Anxiety is usually categorised in three ways:
General Anxiety Disorder
This is where anxiety has become habitual, ongoing and out of proportion to what is going on, even becoming anxious about the anxiety. People commonly experience psychological symptoms such as restlessness, negative intrusive thoughts, racing thoughts, feelings of dread, an inability to focus and disturbed sleep. Physical symptoms include nausea, sweating, palpitations, a dry mouth, muscle tremors, muscle aches, dizziness, shortness of breath and changes in eating/sleeping patterns. There is usually some awareness that anxiety has become a problem, whether that is self-identified or suggested by someone else who is affected by behaviours resulting from it.
Human beings are essentially animals who are hardwired to survive. Part of our hardwiring is our Fight/Flight/Freeze response to perceived threat. A part of our brain called the Amygdala receives information through our five senses and a rapid evaluation of the threat takes place. If a large bear were to come running towards us we could respond by either trying to fight it off or by running away (these are Hyper-Arousal responses). Another survival strategy is to play dead (Hypo-Arousal). Most predators have the instinct not to eat dead animals as they could be diseased. Our Fight/Flight/Freeze response is triggered by adrenaline (an excitatory hormone). Panic Disorder is an exaggerated response to perceived threats (whether external or internal) and is the experience of ongoing panic attacks. The NHS estimates that 1 in 100 people will suffer a panic attack in their lifetime. The symptoms of Panic Disorder (continuing surges of adrenaline lasting between 5 – 20 minutes) are immensely distressing. The symptoms are the same as those for General Anxiety plus physical feelings such as choking, chest pains and ringing in the ears. Also common is a feeling of becoming detached from one’s body, the situation and surroundings – this is know as depersonalisation. People with Panic Disorder can often fear losing control or losing their mind and fear dying.
Phobias are about avoidance. They can be either specific (rooted in childhood – where out of control feelings become hooked onto a specific thing) or complex (the two most common types of complex phobias are Social Phobia and Agoraphobia).
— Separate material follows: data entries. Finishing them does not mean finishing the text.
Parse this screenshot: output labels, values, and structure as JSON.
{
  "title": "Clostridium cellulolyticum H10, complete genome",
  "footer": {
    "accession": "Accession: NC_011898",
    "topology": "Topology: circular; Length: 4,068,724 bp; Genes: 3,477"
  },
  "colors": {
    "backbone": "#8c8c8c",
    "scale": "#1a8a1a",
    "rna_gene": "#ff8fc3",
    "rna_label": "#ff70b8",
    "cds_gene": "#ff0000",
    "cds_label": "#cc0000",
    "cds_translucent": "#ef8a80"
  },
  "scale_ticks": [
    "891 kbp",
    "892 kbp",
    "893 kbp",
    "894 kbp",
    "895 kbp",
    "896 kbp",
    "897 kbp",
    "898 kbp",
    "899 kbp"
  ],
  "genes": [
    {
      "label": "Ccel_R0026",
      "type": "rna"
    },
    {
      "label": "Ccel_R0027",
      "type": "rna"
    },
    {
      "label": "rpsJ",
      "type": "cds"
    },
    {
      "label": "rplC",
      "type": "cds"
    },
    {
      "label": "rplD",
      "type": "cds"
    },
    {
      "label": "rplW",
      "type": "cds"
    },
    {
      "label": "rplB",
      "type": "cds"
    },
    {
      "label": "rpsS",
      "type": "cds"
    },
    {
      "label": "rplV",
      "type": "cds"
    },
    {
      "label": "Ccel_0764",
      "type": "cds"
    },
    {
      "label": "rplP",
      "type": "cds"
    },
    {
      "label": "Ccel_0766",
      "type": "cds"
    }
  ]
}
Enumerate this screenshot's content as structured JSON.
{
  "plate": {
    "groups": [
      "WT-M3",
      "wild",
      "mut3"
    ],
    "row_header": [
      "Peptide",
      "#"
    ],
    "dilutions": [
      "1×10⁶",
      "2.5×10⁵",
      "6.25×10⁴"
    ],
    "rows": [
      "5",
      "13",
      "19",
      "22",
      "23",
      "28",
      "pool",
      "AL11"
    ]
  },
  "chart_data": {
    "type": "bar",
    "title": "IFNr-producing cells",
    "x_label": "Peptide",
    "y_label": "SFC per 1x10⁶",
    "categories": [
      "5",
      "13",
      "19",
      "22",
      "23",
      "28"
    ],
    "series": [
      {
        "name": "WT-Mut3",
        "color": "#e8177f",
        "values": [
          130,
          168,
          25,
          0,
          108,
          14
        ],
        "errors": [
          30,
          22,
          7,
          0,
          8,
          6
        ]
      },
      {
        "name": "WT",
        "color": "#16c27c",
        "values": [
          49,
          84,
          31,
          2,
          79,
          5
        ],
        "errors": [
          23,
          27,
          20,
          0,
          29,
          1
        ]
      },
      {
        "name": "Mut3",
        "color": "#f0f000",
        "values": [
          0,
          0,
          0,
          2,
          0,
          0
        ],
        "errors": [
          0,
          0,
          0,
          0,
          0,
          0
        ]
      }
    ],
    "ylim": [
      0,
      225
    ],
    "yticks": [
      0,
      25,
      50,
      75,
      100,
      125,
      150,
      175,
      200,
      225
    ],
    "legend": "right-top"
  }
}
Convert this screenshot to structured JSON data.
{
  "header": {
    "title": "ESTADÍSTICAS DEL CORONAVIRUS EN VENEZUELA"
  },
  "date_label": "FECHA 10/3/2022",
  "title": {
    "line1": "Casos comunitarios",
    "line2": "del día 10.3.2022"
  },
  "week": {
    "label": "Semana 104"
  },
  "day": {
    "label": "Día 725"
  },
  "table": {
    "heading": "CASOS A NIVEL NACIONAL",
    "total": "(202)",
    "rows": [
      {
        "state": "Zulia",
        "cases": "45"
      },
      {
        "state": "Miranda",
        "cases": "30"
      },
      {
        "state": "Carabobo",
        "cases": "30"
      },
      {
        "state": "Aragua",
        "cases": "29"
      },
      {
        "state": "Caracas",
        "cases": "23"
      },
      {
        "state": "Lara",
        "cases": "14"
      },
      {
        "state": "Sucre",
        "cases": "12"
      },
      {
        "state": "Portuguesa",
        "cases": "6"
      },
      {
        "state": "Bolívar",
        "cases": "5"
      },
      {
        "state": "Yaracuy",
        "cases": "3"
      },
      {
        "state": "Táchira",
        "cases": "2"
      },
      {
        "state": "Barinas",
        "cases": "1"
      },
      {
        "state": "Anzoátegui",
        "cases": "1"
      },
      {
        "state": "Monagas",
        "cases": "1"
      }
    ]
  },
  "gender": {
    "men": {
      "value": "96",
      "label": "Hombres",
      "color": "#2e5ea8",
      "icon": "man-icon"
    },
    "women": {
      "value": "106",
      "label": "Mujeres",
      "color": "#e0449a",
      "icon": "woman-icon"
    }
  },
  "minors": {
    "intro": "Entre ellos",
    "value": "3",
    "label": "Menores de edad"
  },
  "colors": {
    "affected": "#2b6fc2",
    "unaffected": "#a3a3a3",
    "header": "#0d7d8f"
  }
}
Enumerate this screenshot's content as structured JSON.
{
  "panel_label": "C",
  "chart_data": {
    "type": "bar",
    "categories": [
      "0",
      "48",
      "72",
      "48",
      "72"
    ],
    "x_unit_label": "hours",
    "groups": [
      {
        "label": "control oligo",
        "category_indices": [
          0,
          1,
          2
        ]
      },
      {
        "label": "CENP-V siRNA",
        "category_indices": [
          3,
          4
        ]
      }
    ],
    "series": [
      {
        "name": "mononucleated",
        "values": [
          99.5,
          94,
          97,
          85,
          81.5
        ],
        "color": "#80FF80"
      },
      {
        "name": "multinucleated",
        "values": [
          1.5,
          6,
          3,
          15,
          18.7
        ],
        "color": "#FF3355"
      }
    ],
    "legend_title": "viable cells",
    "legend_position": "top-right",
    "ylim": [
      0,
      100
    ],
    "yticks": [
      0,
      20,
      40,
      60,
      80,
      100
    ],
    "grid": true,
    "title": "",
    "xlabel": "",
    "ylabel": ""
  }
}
The avoidance is a strategy to feel more in control, although this is an illusion and leads to a cycle of fear → avoidance → fear. Symptoms of Phobias are similar to those of Panic Disorder.
Sometimes anxiety can lead to self-medication with food, alcohol, drugs or compulsive soothing behaviours. This self-medication can cause further problems. Once you have recognised that you have a problem with anxiety it’s important to see your GP to discuss treatment options. Your GP can choose from a range of anti-depressants (anxiety often goes hand in hand with depression and some anti-depressants are designed to alleviate anxiety also), beta blockers and tranquilizers. They can also discuss with you whether counselling might be helpful.
One of the most disconcerting things about anxiety is not knowing why you are experiencing it. Knowledge is power and counselling can help you to learn about your anxiety and how it’s affecting you (and those close to you) and help you to explore what might be contributing to it. Realising the full impact of anxiety can often provide the motivation to address it and understanding it better can reduce the anxiety about being anxious, thus interrupting the negative cycle. Because you don’t live in a vacuum, helping you to find ways of getting your needs met can help you to feel more in control.
Anxiety can be overcome and life can become enjoyable again.